Our goal is to produce the optimal IPC for a given C code by changing the default.cfg configuration file to an optimal configuration which produces the best possible IPC, by performing an exhaustive search on all possible combinations of varying range of parameters, which is given by user.
- Benchmarks
- Pratical Uses
- Important Points
- How to run
- Parameter Input
- Error Codes
- Cross Compiler Setup
- Improvement in IPC results in decrease in no. of Clock cycles required for a fixed number of instructions or in other words, the time required to run a code in reduced without doing any changes in the code, by just changing the configuration on which the code is run.
- Neural Networks:
- Most of the computation time spent in Neural Networks is spent on Matrix Multiplication.
- In neural network we know beforehand the dimensions of Matrix Multiplication.
- So, we can create a C code for matrix multiplication with the required dimenions and find the optimal configuration which minimizes the time for multiplication and then use it ot run the actual Neural Network code.
- Branch Predictor evaluation:
- We can test the performance of a newly developed branch predictor with respect to already existing ones.
- All possible combination of the new predictor can be tested and we can find the optimal set of configuration which best correlates to the predictor to improve IPC.
- Cache Replacement Policy: Same concept as Branch Predictor evaluation.
Shows the comparison between the IPC produced when default.cfg is used, the best possible IPC, and the worst possible IPC (to show the worst case scenario if parameters in config.cfg had been chosen incorrectly) from the set of input parameters.
| Program | Default IPC | Best IPC | Worst IPC |
|---|---|---|---|
| Matrix Multiplication | 2.0848 | 2.1711 | 0.9015 |
| Testcase | 0.9078 | 2.8522 | 0.5558 |
| FFT | 1.3793 | 1.6319 | 0.9668 |
| BFS | 1.6889 | 1.8170 | 0.6485 |
- Size of cache/TLB is always kept constant i.e. whatever is initially present in default.cfg.

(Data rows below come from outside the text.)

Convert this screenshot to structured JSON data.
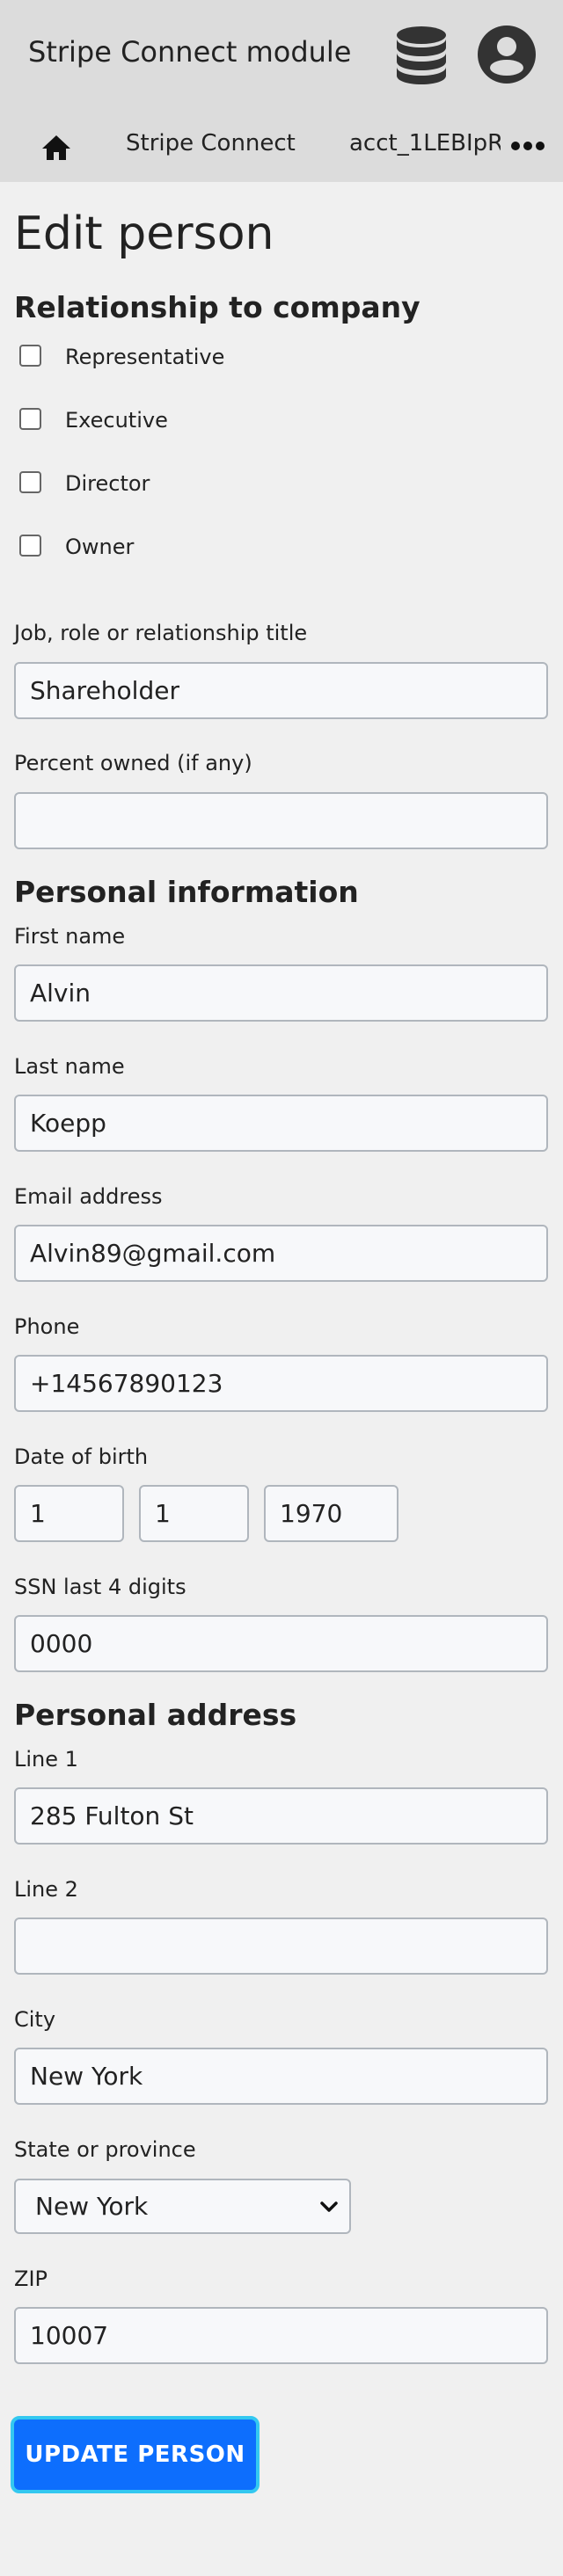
{
  "header": {
    "title": "Stripe Connect module",
    "database_icon": "database-icon",
    "user_icon": "user-circle-icon"
  },
  "breadcrumb": {
    "home_icon": "home-icon",
    "items": [
      "Stripe Connect",
      "acct_1LEBIpR"
    ],
    "more_icon": "more-horizontal-icon"
  },
  "page": {
    "title": "Edit person"
  },
  "relationship": {
    "heading": "Relationship to company",
    "options": [
      {
        "label": "Representative",
        "checked": false
      },
      {
        "label": "Executive",
        "checked": false
      },
      {
        "label": "Director",
        "checked": false
      },
      {
        "label": "Owner",
        "checked": false
      }
    ],
    "title_label": "Job, role or relationship title",
    "title_value": "Shareholder",
    "percent_label": "Percent owned (if any)",
    "percent_value": ""
  },
  "personal": {
    "heading": "Personal information",
    "first_name_label": "First name",
    "first_name": "Alvin",
    "last_name_label": "Last name",
    "last_name": "Koepp",
    "email_label": "Email address",
    "email": "Alvin89@gmail.com",
    "phone_label": "Phone",
    "phone": "+14567890123",
    "dob_label": "Date of birth",
    "dob_day": "1",
    "dob_month": "1",
    "dob_year": "1970",
    "ssn_label": "SSN last 4 digits",
    "ssn": "0000"
  },
  "address": {
    "heading": "Personal address",
    "line1_label": "Line 1",
    "line1": "285 Fulton St",
    "line2_label": "Line 2",
    "line2": "",
    "city_label": "City",
    "city": "New York",
    "state_label": "State or province",
    "state": "New York",
    "zip_label": "ZIP",
    "zip": "10007"
  },
  "actions": {
    "update_label": "UPDATE PERSON"
  },
  "colors": {
    "header_bg": "#dcdcdc",
    "page_bg": "#f0f0f0",
    "primary_button": "#0d6efd",
    "button_focus_ring": "#34c8f0"
  }
}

This is to ensure valid comparison.
- To change size of cache change values in default.cfg.
- Block sizes greater than 64 might not be supported in this version of SimpleScalar.
- The total simulation/computation time is =
$\text{code running time} \times \text{(product of no. of values each parameter can take)}$ . - Hence, with each increase in additional parameter value, the search space and time required for search goes up exponentially.

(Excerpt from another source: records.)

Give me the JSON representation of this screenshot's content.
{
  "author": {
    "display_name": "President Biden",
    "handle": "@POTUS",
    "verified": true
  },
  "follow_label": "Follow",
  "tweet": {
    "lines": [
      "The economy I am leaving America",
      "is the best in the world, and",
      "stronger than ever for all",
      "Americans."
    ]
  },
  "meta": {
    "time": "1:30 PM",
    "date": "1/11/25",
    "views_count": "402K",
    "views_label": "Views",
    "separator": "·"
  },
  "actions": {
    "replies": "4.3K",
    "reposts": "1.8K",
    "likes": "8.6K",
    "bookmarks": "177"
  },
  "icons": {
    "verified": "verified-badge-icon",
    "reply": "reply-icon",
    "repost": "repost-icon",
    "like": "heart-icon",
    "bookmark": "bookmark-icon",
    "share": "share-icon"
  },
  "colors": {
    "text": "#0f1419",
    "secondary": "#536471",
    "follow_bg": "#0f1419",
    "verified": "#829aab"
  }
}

- Make sure Environment for SimpleScalar cross-compiler is properly setup. (How to do?)
- The parent of optimizer.cpp and installn_files should be the same. Otherwise, replace
../installn_filesin optimizer.cpp by path to that folder. - Run the command
./run.sh(Usechmod +x run.shfirst if it shows Permission denied). - Enter relative path to the C code to be optimized.
- Enter relative path to parameters file.
- Create a file with read access (can be .txt file).
- Enter non-cache/non-TLB parameters in the following format:
- Enter the keyword to parameter as present in default.cfg file. E.g:-
-bpred: Branch Predictor-decode:width: Instruction decode B/W (insts/cycle)-issue:width: Instruction issue B/W (insts/cycle)
- On the same line enter a list of single-space-separated values you want that parameter to take.
- Go to a new-line and then repeat until required non-cache/non-TLB parameters are given.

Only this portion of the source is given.